Samstag, 31. Mai 2014

Die Fahrt nach Donetsk

Nach den Explosionen vom 28. Mai nahe des Bahnhofs in Donetsk sind Zugverbindungen auf mittlere und längere Strecken stillgelegt. Daher konnten wir nicht direkt von Odessa nach Donetsk fahren. Die einzige Verbindung ist Odessa-Lugansk.

Der Zug fährt nur einmal am Tag und vor der Kasse sammelte sich eine Warteschlange. Der Schaffner fragt: "Was wollt ihr da? Kein Mensch will jetzt dahin fahren". Und lässt uns rein.

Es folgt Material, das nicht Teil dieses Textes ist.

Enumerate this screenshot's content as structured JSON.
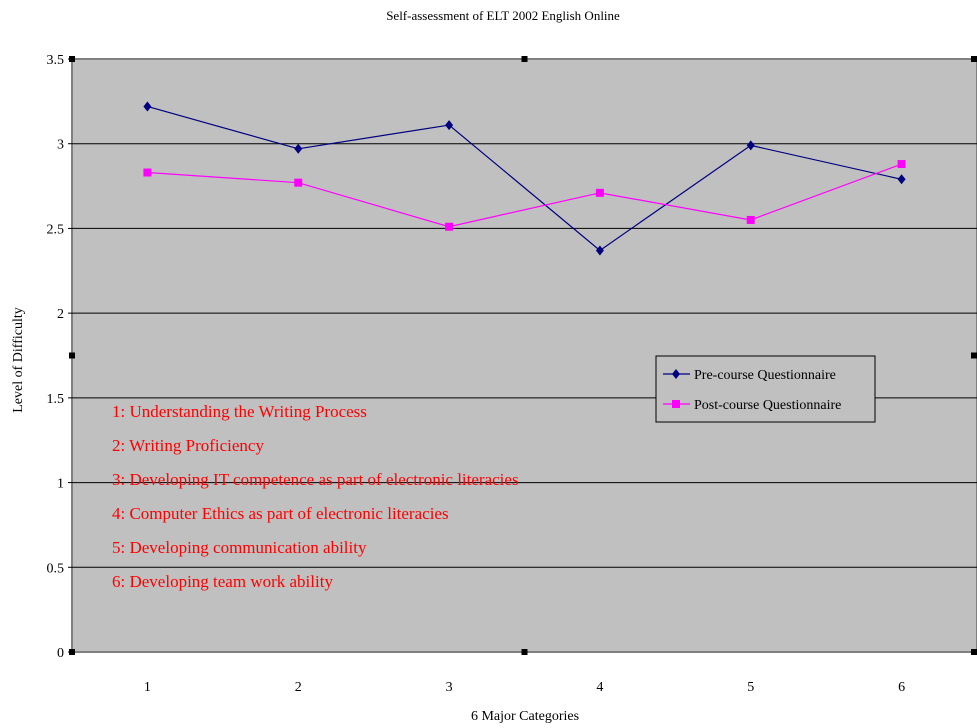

Er empfiehlt in Yasynuvata auszusteigen. "Von da sind es etwa 25 Minuten mit der S-Bahn nach Donetsk. Bitte nur mit dem Zug fahren, Autos vermeiden".


Der Zug ist zu etwa 30 Prozent gefüllt und der Schaffner freut sich auf 500 Hrivna für die Fahrt. Das Geld steckt er in die Hosentasche und erlaubt sogar zwischen den Abteilen zu rauchen.

Auf dem Weg kommen keine Barrikaden. Die Pässe und das Gepäck werden nicht kontrolliert. Nur in Dnepropetrowsk, wo der Zug 20 Minuten steht, fällt ein großer Polizeikordon auf. In der Nähe von Yasynuvata sehen wir diese Bilder aus dem Fenster.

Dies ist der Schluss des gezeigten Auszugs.